A member of TeacherPH Facebook Group posted her sentiment about a school head withholding her salary and some benefits because of her failure to submit a certain SBM report. Is the school head’s action valid?
Article 116 of the Labor Code, as amended, provides, as follows:
“ART. 116. Withholding of wages and kickbacks prohibited. It shall be unlawful for any person, directly or indirectly, to withhold any amount from the wages (and benefits) of a worker or induce him to give up any part of his wages by force, stealth, intimidation, threat or by any other means whatsoever without the worker’s consent.”
The above provision is clear and needs no further elucidation. Indeed, an agency has no legal authority to withhold an employee’s salary. What an employee has worked for, his employer must pay. (Cf. Azucena, C.A., Everyone’s Labor Code, 2001 Edition at 90)
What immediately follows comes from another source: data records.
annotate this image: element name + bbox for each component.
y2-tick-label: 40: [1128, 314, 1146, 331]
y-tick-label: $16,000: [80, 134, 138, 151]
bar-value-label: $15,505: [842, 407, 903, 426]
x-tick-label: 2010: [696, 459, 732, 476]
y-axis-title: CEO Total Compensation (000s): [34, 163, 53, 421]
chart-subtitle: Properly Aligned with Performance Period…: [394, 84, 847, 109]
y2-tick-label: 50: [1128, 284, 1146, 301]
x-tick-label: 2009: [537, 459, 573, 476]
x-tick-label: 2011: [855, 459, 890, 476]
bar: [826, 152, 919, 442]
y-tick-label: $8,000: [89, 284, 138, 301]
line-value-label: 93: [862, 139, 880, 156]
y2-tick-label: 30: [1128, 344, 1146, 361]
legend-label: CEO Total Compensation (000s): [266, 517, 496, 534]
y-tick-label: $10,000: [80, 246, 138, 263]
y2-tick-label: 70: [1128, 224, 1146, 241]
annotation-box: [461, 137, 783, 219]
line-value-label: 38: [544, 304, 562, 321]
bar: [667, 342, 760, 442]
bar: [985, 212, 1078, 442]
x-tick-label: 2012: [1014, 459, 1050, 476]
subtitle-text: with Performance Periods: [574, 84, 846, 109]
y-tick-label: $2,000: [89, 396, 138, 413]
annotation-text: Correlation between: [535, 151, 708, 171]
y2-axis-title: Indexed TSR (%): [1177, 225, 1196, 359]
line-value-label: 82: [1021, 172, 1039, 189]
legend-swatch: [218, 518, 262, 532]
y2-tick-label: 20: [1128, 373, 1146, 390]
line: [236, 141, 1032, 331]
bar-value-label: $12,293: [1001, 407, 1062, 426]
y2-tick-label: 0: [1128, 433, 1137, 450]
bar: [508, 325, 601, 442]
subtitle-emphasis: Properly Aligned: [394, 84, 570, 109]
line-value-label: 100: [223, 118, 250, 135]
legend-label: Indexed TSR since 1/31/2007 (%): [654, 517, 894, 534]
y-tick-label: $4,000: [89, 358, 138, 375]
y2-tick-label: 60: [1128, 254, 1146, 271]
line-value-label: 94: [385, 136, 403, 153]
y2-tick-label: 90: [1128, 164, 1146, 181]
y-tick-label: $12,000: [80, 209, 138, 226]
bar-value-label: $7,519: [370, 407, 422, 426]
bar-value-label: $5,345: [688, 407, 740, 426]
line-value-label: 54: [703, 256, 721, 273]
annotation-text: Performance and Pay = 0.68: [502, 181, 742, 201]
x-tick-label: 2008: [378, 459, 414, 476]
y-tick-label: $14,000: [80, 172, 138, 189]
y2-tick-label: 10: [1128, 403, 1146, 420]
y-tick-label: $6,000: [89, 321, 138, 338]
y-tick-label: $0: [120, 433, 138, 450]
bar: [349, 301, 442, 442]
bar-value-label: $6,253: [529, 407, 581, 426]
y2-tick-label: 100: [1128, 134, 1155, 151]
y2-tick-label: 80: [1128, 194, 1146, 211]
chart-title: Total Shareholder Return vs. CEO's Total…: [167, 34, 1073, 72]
Regarding the situation of our member, was she not singled out or discriminated when the school head ordered the payroll clerk of their school to exclude her name in the payroll?
In preparing a payroll, is the SBM report a necessary requirement to process her salary?
Is a school clearance a requirement to teachers who are NOT yet retiring or transferring for them to claim their wages in April or May?
If the answers are NO, then the school head may be committing grave abuse of authority.
Grave abuse of authority or oppression is a grave offense and Dismissal is the corresponding penalty.
I am not promoting teachers’ non-compliance. Of course, we should be responsible to submit whatever is required of us unless we wish to be complained of insubordination. However, school heads have no legal rights to discipline their subordinates by withholding their salaries or benefit. A memorandum to the erring teacher could have been issued instead.